I apologize to all reading this for answering here a little outside the norms of StackOverflow. This is more like a long comment than an answer, related to the fact that the poster has asked many similar questions about using the lmfit library over the past few months.
@Angela Mary You're probably getting a straight line because your initial values are not close enough to be refined.
When using lmfit, you absolutely must provide realistic initial values for all parameters to be optimized. There are no circumstances under which this can be neglected. If you are remotely unsure if your initial values are reasonable, plot the data and the model with the initial parameter values before trying a fit. When doing a fit, you are asserting that you know the initial values are reasonable values for approximating your data.
A corollary: it is not a mistake of the algorithms or library that it fails to find a good solution when you give it unreasonable initial values. This should be expected.
After a fit, always print out and read the fit report. This contains the principle result. A plot of the resulting fit can be useful -- a picture is worth a thousand words, as they say. But the fit results contain the table of the fit results, and a table of numbers is worth a thousand pictures. Let me repeat: ALWAYS PRINT OUT AND ACTUALLY READ THE FIT REPORT. Do not post questions about the results of lmfit where this report is not included.
The emphasis on StackOverflow is on coding. Questions should emphasize how to use the library, not the results it gives. This means that you are not likely to get very meaningful answers about why a model does not match particular data. Pose questions about how to do things.
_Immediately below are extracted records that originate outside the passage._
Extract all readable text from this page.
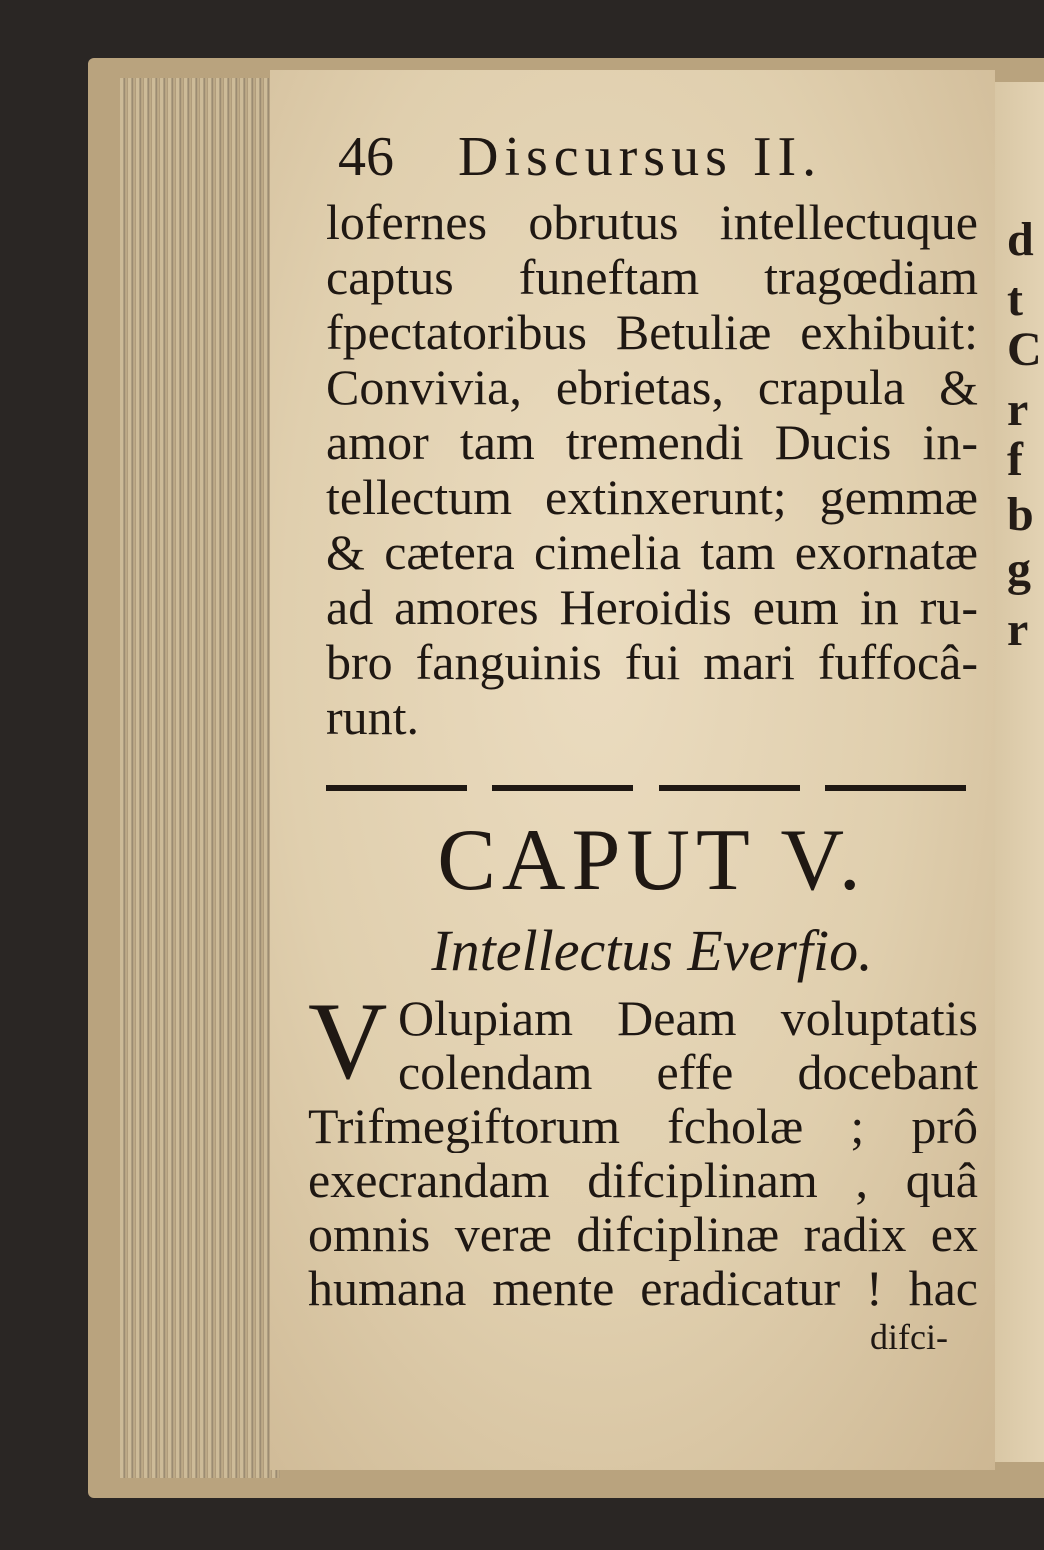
d
t
C
r
f
b
g
r
46	Discursus II.
lofernes obrutus intellectuque
captus funeftam tragœdiam
fpectatoribus Betuliæ exhibuit:
Convivia, ebrietas, crapula &
amor tam tremendi Ducis in-
tellectum extinxerunt; gemmæ
& cætera cimelia tam exornatæ
ad amores Heroidis eum in ru-
bro fanguinis fui mari fuffocâ-
runt.
CAPUT V.
Intellectus Everfio.
V Olupiam Deam voluptatis
colendam effe docebant
Trifmegiftorum fcholæ ; prô
execrandam difciplinam , quâ
omnis veræ difciplinæ radix ex
humana mente eradicatur ! hac
difci-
Since the forum is about coding, ALWAYS include a minimal, complete example that shows the problem. If the phrase "minimal, complete example" is foreign to you, consider that your first homework assignment. The code posted here needs to be complete and runnable by someone else. Output reports need to be included. If you get an exception running code, post the full traceback. Do not edit the results: post them verbatim. These are not suggestions or "if you feel it is appropriate". These are requirements.
If you are fitting data (or doing any other calculation with data), then include that data, either in the code itself or as a readily available data file. Since your example has already been made into a minimal, complete example, the data will not need to be very big.